A telephone pole anchored to the ground by a cable called guy wire at a point of 5m from the base of the pole. The wire make an angle of 72.5 with the horizontal. What is the height of the pole where the guy wire is attached to the pole?

tan 72.5 = h/5

So tan 72.5 = h/5

=3.1716=15.858/5
=3.1716=3.1716
in short 3.1
Is it right?

sorry I mean 3.17..

By the way I want to say thank you to Damon.For helping me :)

To find the height of the pole, we can use trigonometry.
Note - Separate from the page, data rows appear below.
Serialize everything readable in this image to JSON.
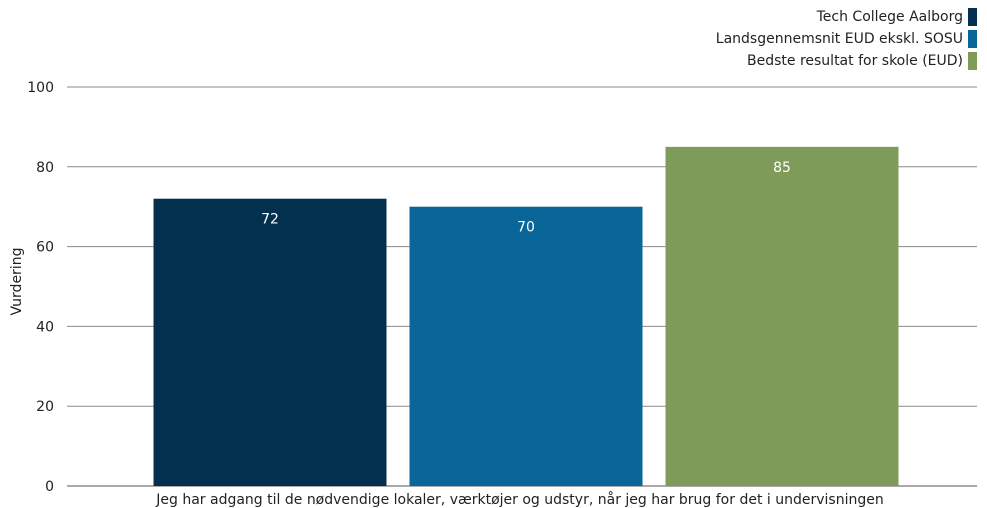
{
  "chart_data": {
    "type": "bar",
    "title": "",
    "categories": [
      "Jeg har adgang til de nødvendige lokaler, værktøjer og udstyr, når jeg har brug for det i undervisningen"
    ],
    "series": [
      {
        "name": "Tech College Aalborg",
        "values": [
          72
        ],
        "color": "#04304f"
      },
      {
        "name": "Landsgennemsnit EUD ekskl. SOSU",
        "values": [
          70
        ],
        "color": "#0a6699"
      },
      {
        "name": "Bedste resultat for skole (EUD)",
        "values": [
          85
        ],
        "color": "#7e9b59"
      }
    ],
    "data_labels": [
      "72",
      "70",
      "85"
    ],
    "xlabel": "",
    "ylabel": "Vurdering",
    "ylim": [
      0,
      100
    ],
    "yticks": [
      0,
      20,
      40,
      60,
      80,
      100
    ],
    "grid": true,
    "legend_position": "top-right"
  }
}
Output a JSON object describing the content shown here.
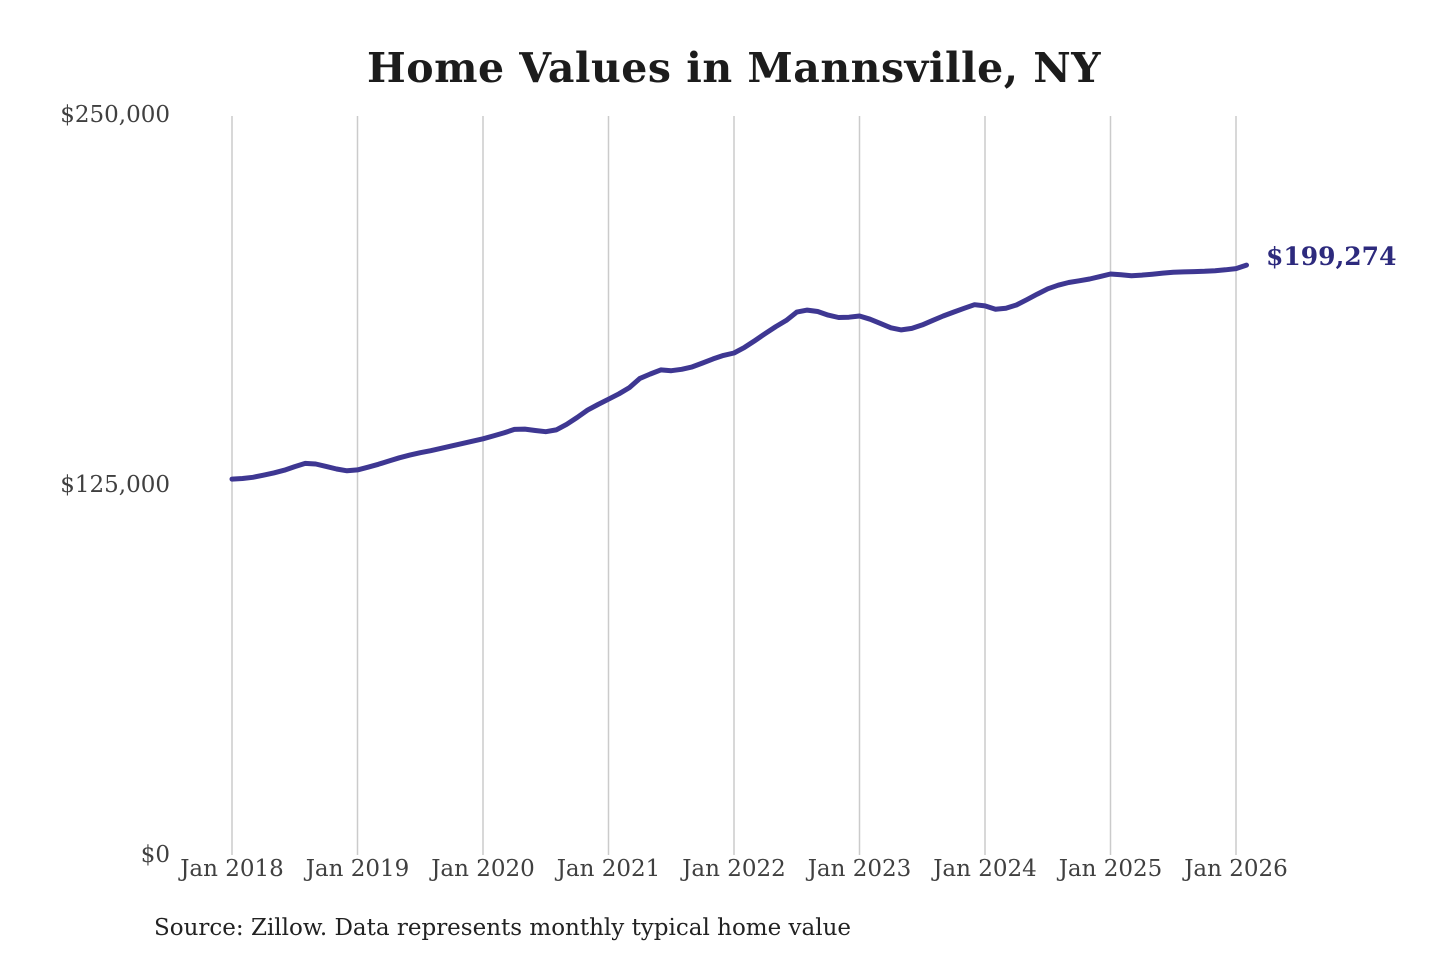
{
  "page": {
    "source_note": "Source: Zillow. Data represents monthly typical home value"
  },
  "chart_data": {
    "type": "line",
    "title": "Home Values in Mannsville, NY",
    "xlabel": "",
    "ylabel": "",
    "ylim": [
      0,
      250000
    ],
    "grid": "vertical-only",
    "x_tick_labels": [
      "Jan 2018",
      "Jan 2019",
      "Jan 2020",
      "Jan 2021",
      "Jan 2022",
      "Jan 2023",
      "Jan 2024",
      "Jan 2025",
      "Jan 2026"
    ],
    "months_per_tick": 12,
    "y_ticks": [
      {
        "label": "$250,000",
        "value": 250000
      },
      {
        "label": "$125,000",
        "value": 125000
      },
      {
        "label": "$0",
        "value": 0
      }
    ],
    "final_value_label": "$199,274",
    "final_value": 199274,
    "series": [
      {
        "name": "Monthly typical home value",
        "start_month": "Jan 2018",
        "end_month": "Feb 2026",
        "values": [
          127000,
          127200,
          127600,
          128300,
          129100,
          130000,
          131200,
          132300,
          132100,
          131300,
          130400,
          129800,
          130100,
          131000,
          132000,
          133100,
          134200,
          135100,
          135900,
          136600,
          137400,
          138200,
          139000,
          139800,
          140600,
          141600,
          142600,
          143800,
          143900,
          143400,
          143000,
          143600,
          145500,
          147800,
          150300,
          152200,
          154000,
          155800,
          157900,
          161000,
          162500,
          163900,
          163600,
          164100,
          164900,
          166200,
          167600,
          168800,
          169600,
          171500,
          173800,
          176200,
          178500,
          180600,
          183400,
          184100,
          183600,
          182400,
          181600,
          181700,
          182100,
          181000,
          179600,
          178100,
          177400,
          177900,
          179100,
          180600,
          182100,
          183400,
          184700,
          185900,
          185500,
          184400,
          184700,
          185800,
          187600,
          189500,
          191300,
          192500,
          193400,
          194000,
          194600,
          195400,
          196300,
          196000,
          195700,
          195900,
          196200,
          196600,
          196900,
          197000,
          197100,
          197200,
          197400,
          197700,
          198100,
          199274
        ]
      }
    ],
    "colors": {
      "line": "#3e3792",
      "final_label": "#2d2a7d",
      "grid": "#cbcbcb",
      "title": "#1c1c1c",
      "tick_text": "#404040",
      "source_text": "#222222",
      "background": "#ffffff"
    }
  }
}
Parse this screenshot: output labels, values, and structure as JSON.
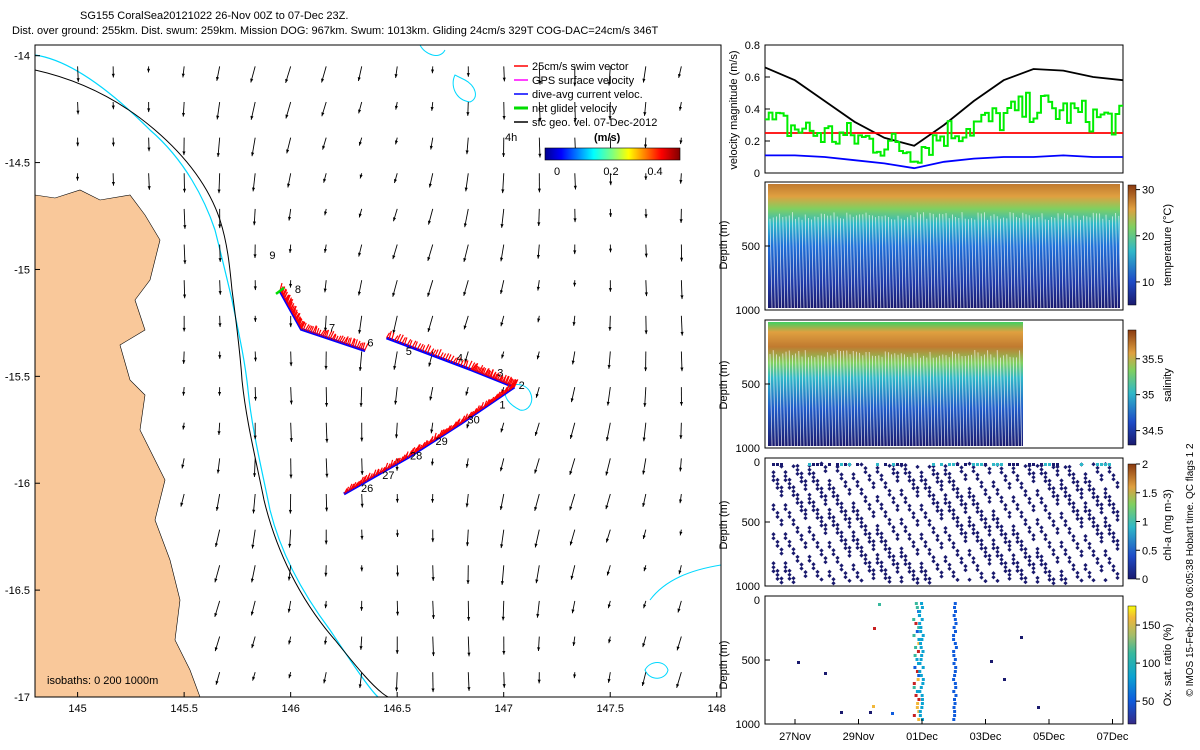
{
  "header": {
    "title": "SG155 CoralSea20121022 26-Nov 00Z to 07-Dec 23Z.",
    "subtitle": "Dist. over ground: 255km. Dist. swum: 259km. Mission DOG: 967km. Swum: 1013km. Gliding 24cm/s 329T COG-DAC=24cm/s 346T"
  },
  "map": {
    "lon_range": [
      144.8,
      148.02
    ],
    "lat_range": [
      -17.0,
      -13.95
    ],
    "lon_ticks": [
      "145",
      "145.5",
      "146",
      "146.5",
      "147",
      "147.5",
      "148"
    ],
    "lat_ticks": [
      "-14",
      "-14.5",
      "-15",
      "-15.5",
      "-16",
      "-16.5",
      "-17"
    ],
    "isobaths_label": "isobaths: 0   200  1000m",
    "legend": [
      {
        "label": "25cm/s swim vector",
        "color": "#ff0000"
      },
      {
        "label": "GPS surface velocity",
        "color": "#ff00ff"
      },
      {
        "label": "dive-avg current veloc.",
        "color": "#0000ff"
      },
      {
        "label": "net glider velocity",
        "color": "#00dd00"
      },
      {
        "label": "sfc geo. vel. 07-Dec-2012",
        "color": "#000000"
      }
    ],
    "tag_4h": "4h",
    "colorbar": {
      "label": "(m/s)",
      "ticks": [
        "0",
        "0.2",
        "0.4"
      ],
      "range": [
        0,
        0.5
      ]
    },
    "track": [
      [
        145.95,
        -15.1
      ],
      [
        146.05,
        -15.28
      ],
      [
        146.35,
        -15.38
      ],
      [
        146.45,
        -15.32
      ],
      [
        146.85,
        -15.47
      ],
      [
        147.05,
        -15.55
      ],
      [
        146.8,
        -15.72
      ],
      [
        146.55,
        -15.88
      ],
      [
        146.25,
        -16.05
      ]
    ],
    "day_labels": [
      {
        "t": "8",
        "lon": 146.02,
        "lat": -15.11
      },
      {
        "t": "7",
        "lon": 146.18,
        "lat": -15.29
      },
      {
        "t": "6",
        "lon": 146.36,
        "lat": -15.36
      },
      {
        "t": "5",
        "lon": 146.54,
        "lat": -15.4
      },
      {
        "t": "4",
        "lon": 146.78,
        "lat": -15.43
      },
      {
        "t": "3",
        "lon": 146.97,
        "lat": -15.5
      },
      {
        "t": "2",
        "lon": 147.07,
        "lat": -15.56
      },
      {
        "t": "1",
        "lon": 146.98,
        "lat": -15.65
      },
      {
        "t": "30",
        "lon": 146.83,
        "lat": -15.72
      },
      {
        "t": "29",
        "lon": 146.68,
        "lat": -15.82
      },
      {
        "t": "28",
        "lon": 146.56,
        "lat": -15.89
      },
      {
        "t": "27",
        "lon": 146.43,
        "lat": -15.98
      },
      {
        "t": "26",
        "lon": 146.33,
        "lat": -16.04
      },
      {
        "t": "9",
        "lon": 145.9,
        "lat": -14.95
      }
    ]
  },
  "chart_data": [
    {
      "type": "line",
      "ylabel": "velocity magnitude (m/s)",
      "ylim": [
        0,
        0.8
      ],
      "yticks": [
        "0",
        "0.2",
        "0.4",
        "0.6",
        "0.8"
      ],
      "x": [
        0,
        1,
        2,
        3,
        4,
        5,
        6,
        7,
        8,
        9,
        10,
        11,
        12
      ],
      "series": [
        {
          "values": [
            0.66,
            0.58,
            0.45,
            0.32,
            0.22,
            0.17,
            0.3,
            0.45,
            0.58,
            0.65,
            0.64,
            0.6,
            0.58
          ],
          "color": "#000000"
        },
        {
          "values": [
            0.25,
            0.25,
            0.25,
            0.25,
            0.25,
            0.25,
            0.25,
            0.25,
            0.25,
            0.25,
            0.25,
            0.25,
            0.25
          ],
          "color": "#ff0000"
        },
        {
          "values": [
            0.32,
            0.28,
            0.24,
            0.22,
            0.18,
            0.14,
            0.25,
            0.3,
            0.35,
            0.42,
            0.38,
            0.35,
            0.32
          ],
          "color": "#00ee00"
        },
        {
          "values": [
            0.11,
            0.11,
            0.1,
            0.08,
            0.06,
            0.03,
            0.07,
            0.09,
            0.1,
            0.1,
            0.11,
            0.1,
            0.1
          ],
          "color": "#0000ff"
        }
      ]
    },
    {
      "type": "scatter",
      "ylabel": "Depth (m)",
      "colorbar_label": "temperature (°C)",
      "ticks": [
        "10",
        "20",
        "30"
      ],
      "cbar_range": [
        5,
        31
      ],
      "yticks": [
        "500",
        "1000"
      ]
    },
    {
      "type": "scatter",
      "ylabel": "Depth (m)",
      "colorbar_label": "salinity",
      "ticks": [
        "34.5",
        "35",
        "35.5"
      ],
      "cbar_range": [
        34.3,
        35.9
      ],
      "yticks": [
        "500",
        "1000"
      ]
    },
    {
      "type": "scatter",
      "ylabel": "Depth (m)",
      "colorbar_label": "chl-a (mg m-3)",
      "ticks": [
        "0",
        "0.5",
        "1",
        "1.5",
        "2"
      ],
      "cbar_range": [
        0,
        2
      ],
      "yticks": [
        "0",
        "500",
        "1000"
      ]
    },
    {
      "type": "scatter",
      "ylabel": "Depth (m)",
      "colorbar_label": "Ox. sat. ratio (%)",
      "ticks": [
        "50",
        "100",
        "150"
      ],
      "cbar_range": [
        20,
        175
      ],
      "yticks": [
        "0",
        "500",
        "1000"
      ],
      "xticks": [
        "27Nov",
        "29Nov",
        "01Dec",
        "03Dec",
        "05Dec",
        "07Dec"
      ]
    }
  ],
  "footer_credit": "© IMOS 15-Feb-2019 06:05:38 Hobart time. QC flags 1  2"
}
Let's draw a diagram to visualize the situation:

```
|
|
|
---------------------------------------------------- Ground
| /
| /
h | /
| /
| /
| / g
|/

```
In the diagram, the pole has height 'h' and the guy wire is represented by the line labeled 'g'. The line labeled 'h' is the vertical height, and the line labeled 'g' is the distance from the base of the pole to the point where the guy wire is attached.

Now, let's break down the problem:
We have the distance from the base of the pole to the point where the guy wire is attached (g = 5m) and the angle between the guy wire and the horizontal (θ = 72.5°).

We can use the trigonometric function tangent (tan) to relate the angle and the height of the pole:

tan(θ) = h / g

Rearranging the formula, we get:

h = g * tan(θ)

Plugging in the values, we have:

h = 5 * tan(72.5°)

Now we need to calculate this using a calculator or a trigonometric table.

Using a calculator, the calculation would be:

h ≈ 17.64m

Therefore, the height of the pole is approximately 17.64m at the point where the guy wire is attached.